Can a dirty play lead to redemption? Tech hopes so


Based on widespread local and national social media reactions beginning Friday night, it is.

But maybe there’s a teachable moment here, not only for Brevin Randle, but for many others. Including Conference USA officials (I’ll get to them).

The second-leading tackler on the Louisiana Tech football team added six to his total Friday night at UTEP, helping the Bulldogs go 2-0 in CUSA with a 24-10 win over the Miners.

But his most infamous hit wasn’t a tackle. It was a cheap shot.

In the second quarter, Randle, a transfer during the offseason from Stephen F. Austin, fell on offensive lineman Steven Hubbard, who was on his stomach on the ground at the end of the play. As Randle got up, he shoved the prone Hubbard in his upper torso, then rose to his feet and stomped on Hubbard’s helmet while exiting the pileup. Hubbard’s legs and body twisted in obvious pain for a few seconds after he was stomped on.

Game officials somehow did not notice the flagrant acts, although they are supposed to “clean up” behind plays and pileups. They were all focused on determining which team had possession of the football only a yard or two away.

In fact, the referee apologized at halftime to UTEP coach Dana Dimel for missing the incident, which he must have heard about at the break due to the already bustling social media uprising. The ref evidently did not deem it necessary to share that with Louisiana Tech coach Sonny Cumbie, who was oblivious to it until after the game.

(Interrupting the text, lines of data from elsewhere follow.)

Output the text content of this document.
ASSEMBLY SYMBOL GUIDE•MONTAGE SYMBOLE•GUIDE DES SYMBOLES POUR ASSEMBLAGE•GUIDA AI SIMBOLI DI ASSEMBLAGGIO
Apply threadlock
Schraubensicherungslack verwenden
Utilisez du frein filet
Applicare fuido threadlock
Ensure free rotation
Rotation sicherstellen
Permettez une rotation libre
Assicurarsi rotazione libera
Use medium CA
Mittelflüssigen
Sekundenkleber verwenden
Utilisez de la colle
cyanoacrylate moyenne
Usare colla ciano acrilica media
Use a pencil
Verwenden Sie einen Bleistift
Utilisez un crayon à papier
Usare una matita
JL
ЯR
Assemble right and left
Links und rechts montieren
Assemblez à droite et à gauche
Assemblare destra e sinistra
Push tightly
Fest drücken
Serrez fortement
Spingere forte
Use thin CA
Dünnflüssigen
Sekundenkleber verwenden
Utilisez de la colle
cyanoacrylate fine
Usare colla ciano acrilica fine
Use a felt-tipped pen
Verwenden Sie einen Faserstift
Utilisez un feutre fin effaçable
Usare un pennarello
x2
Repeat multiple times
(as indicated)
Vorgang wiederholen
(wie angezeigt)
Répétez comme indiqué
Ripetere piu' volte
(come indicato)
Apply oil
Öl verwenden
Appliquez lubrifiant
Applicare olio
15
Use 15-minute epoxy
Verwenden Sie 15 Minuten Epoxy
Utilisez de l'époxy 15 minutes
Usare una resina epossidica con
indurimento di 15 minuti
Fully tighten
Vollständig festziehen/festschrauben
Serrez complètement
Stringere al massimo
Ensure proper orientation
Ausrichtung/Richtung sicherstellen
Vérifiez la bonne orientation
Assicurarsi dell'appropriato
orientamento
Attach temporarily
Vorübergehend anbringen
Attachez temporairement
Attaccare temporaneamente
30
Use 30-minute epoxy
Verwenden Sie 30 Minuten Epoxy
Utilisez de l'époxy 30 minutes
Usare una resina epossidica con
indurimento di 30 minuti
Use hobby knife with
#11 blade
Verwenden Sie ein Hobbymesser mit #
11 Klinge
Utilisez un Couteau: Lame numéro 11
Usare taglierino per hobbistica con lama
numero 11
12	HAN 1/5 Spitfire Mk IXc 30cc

Once he heard about it, Cumbie made a cell phone call and apologized to Dimel before leaving the stadium. Back home in Ruston Saturday morning, Cumbie and Tech athletic director/VP Dr. Eric Wood conferred, met with Randle and suspended him indefinitely. A university statement said Randle “acknowledges that his action was wrong and understands the consequence.”

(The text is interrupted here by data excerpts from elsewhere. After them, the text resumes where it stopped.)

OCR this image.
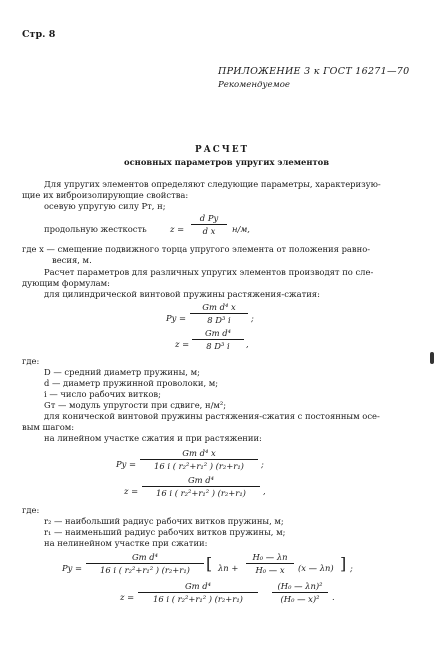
Стр. 8
ПРИЛОЖЕНИЕ 3 к ГОСТ 16271—70
Рекомендуемое
РАСЧЕТ
основных параметров упругих элементов
Для упругих элементов определяют следующие параметры, характеризую-
щие их виброизолирующие свойства:
осевую упругую силу Pт, н;
продольную жесткость	$z = \frac{\text{d Py}}{\text{d x}} н/м$,
где x — смещение подвижного торца упругого элемента от положения равно-
весия, м.
Расчет параметров для различных упругих элементов производят по сле-
дующим формулам:
для цилиндрической винтовой пружины растяжения-сжатия:
Py =
Gт d⁴ x
8 D³ i	;
z =
Gт d⁴
8 D³ i	,
где:
D — средний диаметр пружины, м;
d — диаметр пружинной проволоки, м;
i — число рабочих витков;
Gт — модуль упругости при сдвиге, н/м²;
для конической винтовой пружины растяжения-сжатия с постоянным осе-
вым шагом:
на линейном участке сжатия и при растяжении:
Py =
Gт d⁴ x
16 i ( r₂²+r₁² ) (r₂+r₁)	;
z =
Gт d⁴
16 i ( r₂²+r₁² ) (r₂+r₁)	,
где:
r₂ — наибольший радиус рабочих витков пружины, м;
r₁ — наименьший радиус рабочих витков пружины, м;
на нелинейном участке при сжатии:
Py =
Gт d⁴
16 i ( r₂²+r₁² ) (r₂+r₁)	[ λп +
H₀ — λп
H₀ — x	(x — λп) ] ;
z =
Gт d⁴
16 i ( r₂²+r₁² ) (r₂+r₁)
(H₀ — λп)²
(H₀ — x)²	.
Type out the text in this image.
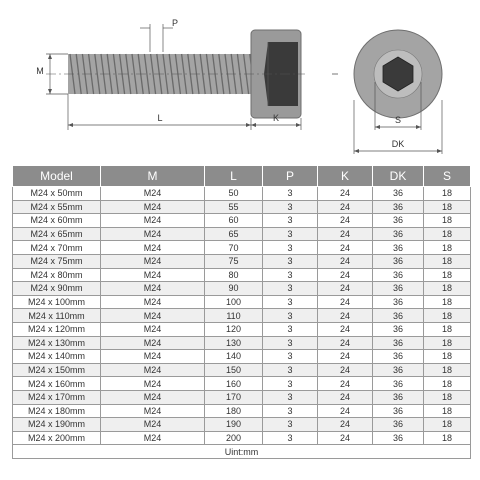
P
M
L	K	S
DK
Model	M	L	P	K	DK	S
M24 x 50mm	M24	50	3	24	36	18
M24 x 55mm	M24	55	3	24	36	18
M24 x 60mm	M24	60	3	24	36	18
M24 x 65mm	M24	65	3	24	36	18
M24 x 70mm	M24	70	3	24	36	18
M24 x 75mm	M24	75	3	24	36	18
M24 x 80mm	M24	80	3	24	36	18
M24 x 90mm	M24	90	3	24	36	18
M24 x 100mm	M24	100	3	24	36	18
M24 x 110mm	M24	110	3	24	36	18
M24 x 120mm	M24	120	3	24	36	18
M24 x 130mm	M24	130	3	24	36	18
M24 x 140mm	M24	140	3	24	36	18
M24 x 150mm	M24	150	3	24	36	18
M24 x 160mm	M24	160	3	24	36	18
M24 x 170mm	M24	170	3	24	36	18
M24 x 180mm	M24	180	3	24	36	18
M24 x 190mm	M24	190	3	24	36	18
M24 x 200mm	M24	200	3	24	36	18
Uint:mm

Tech did not kick Randle off the team. Many people want that to happen.

Randle is a newcomer to Ruston, arriving earlier this year after four seasons at Stephen F. Austin, where he played in 37 games after starring at Marshall (Texas) High. He’s a transfer portal product – and ask any college coach about trying to get a read of who the people are that they’re taking into their programs while bigger programs are extracting their good players with hefty NIL enticements and accompanying curb appeal.

He had drawn an unsportsmanlike conduct penalty a week earlier at Nebraska. So put the two together, and you wouldn’t be unjustified to surmise he’s a volatile type. But nobody saw Friday night’s episode coming, and at the end of the game, nobody on the field in the Tech camp knew it happened.

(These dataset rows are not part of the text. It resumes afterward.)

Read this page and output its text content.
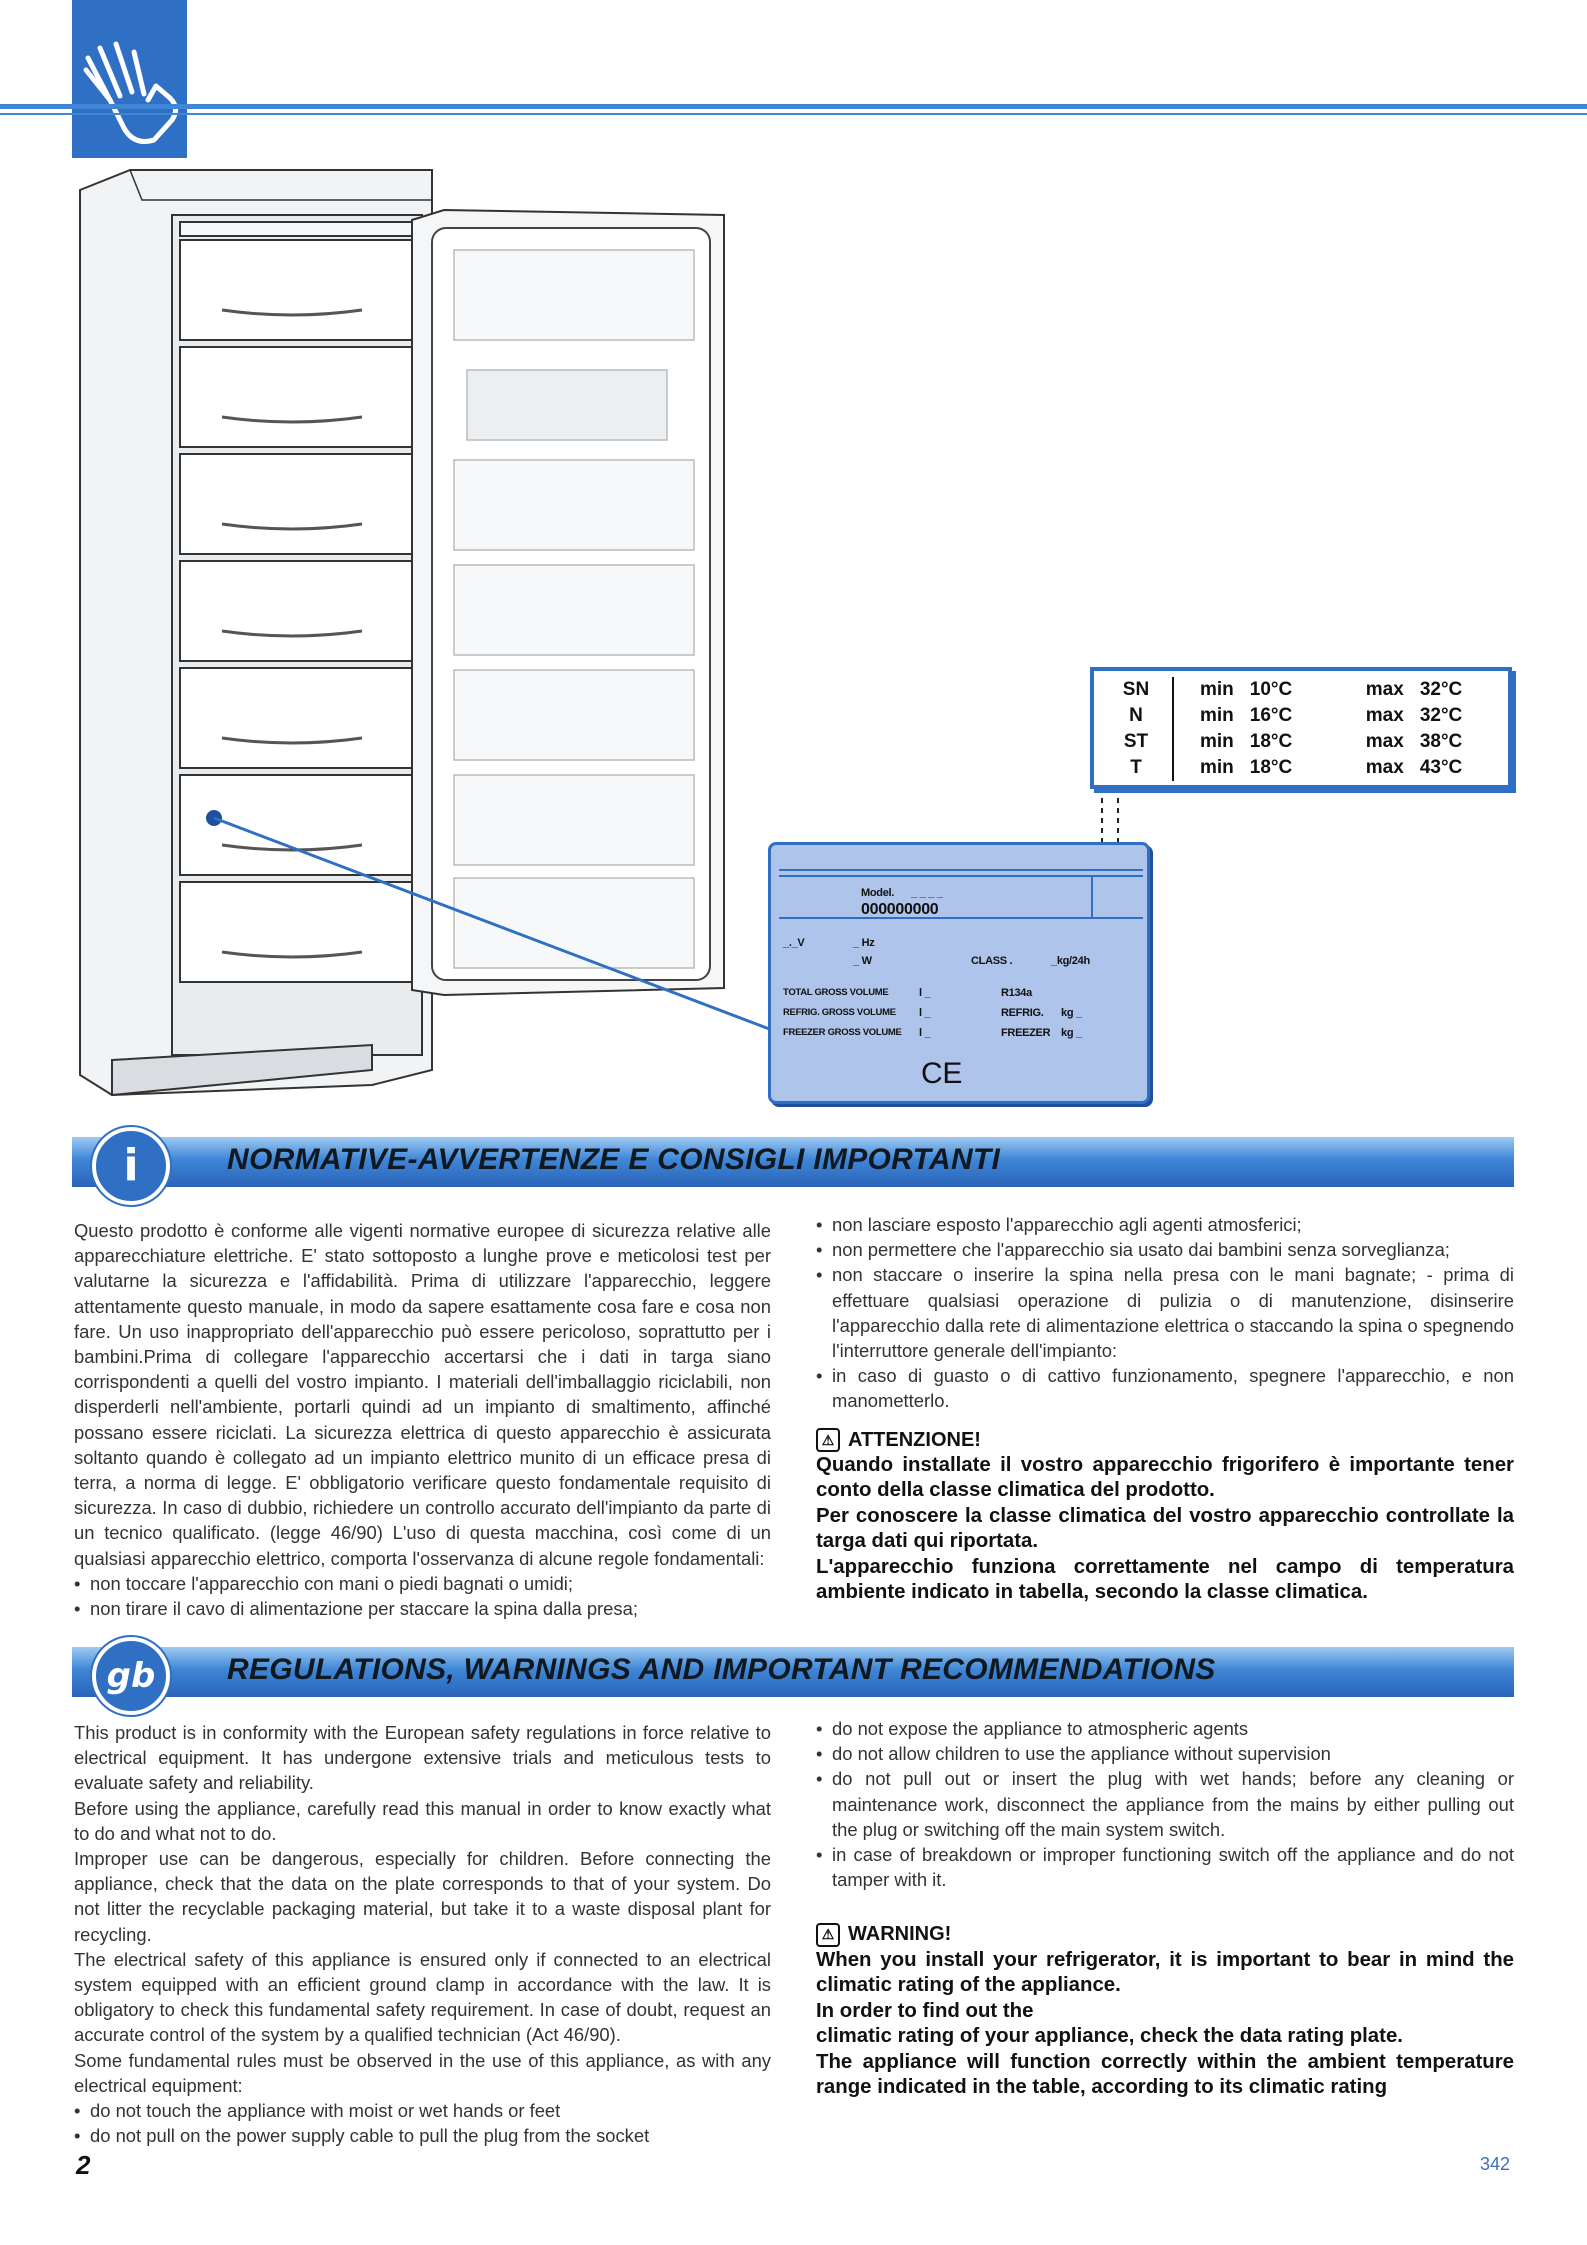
SN	min	10°C	max	32°C
N	min	16°C	max	32°C
ST	min	18°C	max	38°C
T	min	18°C	max	43°C
Model. _ _ _ _
000000000
_._V	_ Hz
_ W	CLASS .	_kg/24h
TOTAL GROSS VOLUME	l _	R134a
REFRIG. GROSS VOLUME l _	REFRIG. kg _
FREEZER GROSS VOLUME l _	FREEZER kg _
CE
i	NORMATIVE-AVVERTENZE E CONSIGLI IMPORTANTI

Questo prodotto è conforme alle vigenti normative europee di sicurezza relative alle apparecchiature elettriche. E' stato sottoposto a lunghe prove e meticolosi test per valutarne la sicurezza e l'affidabilità. Prima di utilizzare l'apparecchio, leggere attentamente questo manuale, in modo da sapere esattamente cosa fare e cosa non fare. Un uso inappropriato dell'apparecchio può essere pericoloso, soprattutto per i bambini.Prima di collegare l'apparecchio accertarsi che i dati in targa siano corrispondenti a quelli del vostro impianto. I materiali dell'imballaggio riciclabili, non disperderli nell'ambiente, portarli quindi ad un impianto di smaltimento, affinché possano essere riciclati. La sicurezza elettrica di questo apparecchio è assicurata soltanto quando è collegato ad un impianto elettrico munito di un efficace presa di terra, a norma di legge. E' obbligatorio verificare questo fondamentale requisito di sicurezza. In caso di dubbio, richiedere un controllo accurato dell'impianto da parte di un tecnico qualificato. (legge 46/90) L'uso di questa macchina, così come di un qualsiasi apparecchio elettrico, comporta l'osservanza di alcune regole fondamentali:

• non toccare l'apparecchio con mani o piedi bagnati o umidi;

• non tirare il cavo di alimentazione per staccare la spina dalla presa;

• non lasciare esposto l'apparecchio agli agenti atmosferici;

• non permettere che l'apparecchio sia usato dai bambini senza sorveglianza;

• non staccare o inserire la spina nella presa con le mani bagnate; - prima di effettuare qualsiasi operazione di pulizia o di manutenzione, disinserire l'apparecchio dalla rete di alimentazione elettrica o staccando la spina o spegnendo l'interruttore generale dell'impianto:

• in caso di guasto o di cattivo funzionamento, spegnere l'apparecchio, e non manometterlo.

⚠ ATTENZIONE!

Quando installate il vostro apparecchio frigorifero è importante tener conto della classe climatica del prodotto.

Per conoscere la classe climatica del vostro apparecchio controllate la targa dati qui riportata.

L'apparecchio funziona correttamente nel campo di temperatura ambiente indicato in tabella, secondo la classe climatica.

gb	REGULATIONS, WARNINGS AND IMPORTANT RECOMMENDATIONS

This product is in conformity with the European safety regulations in force relative to electrical equipment. It has undergone extensive trials and meticulous tests to evaluate safety and reliability.

Before using the appliance, carefully read this manual in order to know exactly what to do and what not to do.

Improper use can be dangerous, especially for children. Before connecting the appliance, check that the data on the plate corresponds to that of your system. Do not litter the recyclable packaging material, but take it to a waste disposal plant for recycling.

The electrical safety of this appliance is ensured only if connected to an electrical system equipped with an efficient ground clamp in accordance with the law. It is obligatory to check this fundamental safety requirement. In case of doubt, request an accurate control of the system by a qualified technician (Act 46/90).

Some fundamental rules must be observed in the use of this appliance, as with any electrical equipment:

• do not touch the appliance with moist or wet hands or feet

• do not pull on the power supply cable to pull the plug from the socket

• do not expose the appliance to atmospheric agents

• do not allow children to use the appliance without supervision

• do not pull out or insert the plug with wet hands; before any cleaning or maintenance work, disconnect the appliance from the mains by either pulling out the plug or switching off the main system switch.

• in case of breakdown or improper functioning switch off the appliance and do not tamper with it.

⚠ WARNING!

When you install your refrigerator, it is important to bear in mind the climatic rating of the appliance.

In order to find out the

climatic rating of your appliance, check the data rating plate.

The appliance will function correctly within the ambient temperature range indicated in the table, according to its climatic rating

2	342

By the time Randle’s suspension was announced, the incident was seen through almost a half-million clicks on social media. That number has skyrocketed since. How Tech has reacted to that is appropriate, although the gut says otherwise.

It’s a teachable moment. Fortunately, UTEP’s Hubbard is apparently fine. His condition wasn’t even mentioned by Dimel in a brief comment during his postgame press conference Friday.

That many – Tech fans and random people from all over – want Randle off the Bulldog roster now is absolutely understandable. This isn’t that, but how many convicts sit in prison because of a horrible, momentary, emotional lapse with irrevocable consequences? That’s real life.

This is, too. But with no apparent damage, except to Randle’s reputation, and to the Tech brand. The game was on Friday night, televised nationally because Conference USA has a TV deal to provide weeknight games to CBS Sports Network and ESPN networks. That’s why Tech is playing an insane, unreasonable three games in 11 days (four in 17). What happened to commitment to student-athlete welfare by the CUSA leadership? Not a priority, and that’s shameful.

Randle won’t come close to erasing the shroud of shame he is wearing today. But he can gain some redemption. A public apology, to Hubbard, UTEP and to his Bulldog teammates, coaches and the university that is enabling his football career to continue (and now survive), is a start and is needed immediately.

Some anger management counseling seems appropriate. Add in quick and substantive involvement in community service to worthwhile causes, especially while he has no other time commitments since he’s not practicing (and presumably attending class). It’s not only a penance, but a growth opportunity.

Not only for Brevin Randle, but for his teammates, and for all who have given this inexcusable event their attention.

Because Randle is, like all of us, human. He made a huge mistake, in the heat of battle. Now in the heat of public disdain, he has a chance for redemption. His coach and athletic director decided he was worth it.

Maybe in a few weeks, he can wear that Number 6 jersey again and play a handful of football games. And many may eventually feel a little better if it works out that way. But he’s got to earn it.

(Note – an earlier version of this column improperly identified Randle as the Bulldogs player featured in a video clip walking off the field. I apologize for the mistake. – D.I.)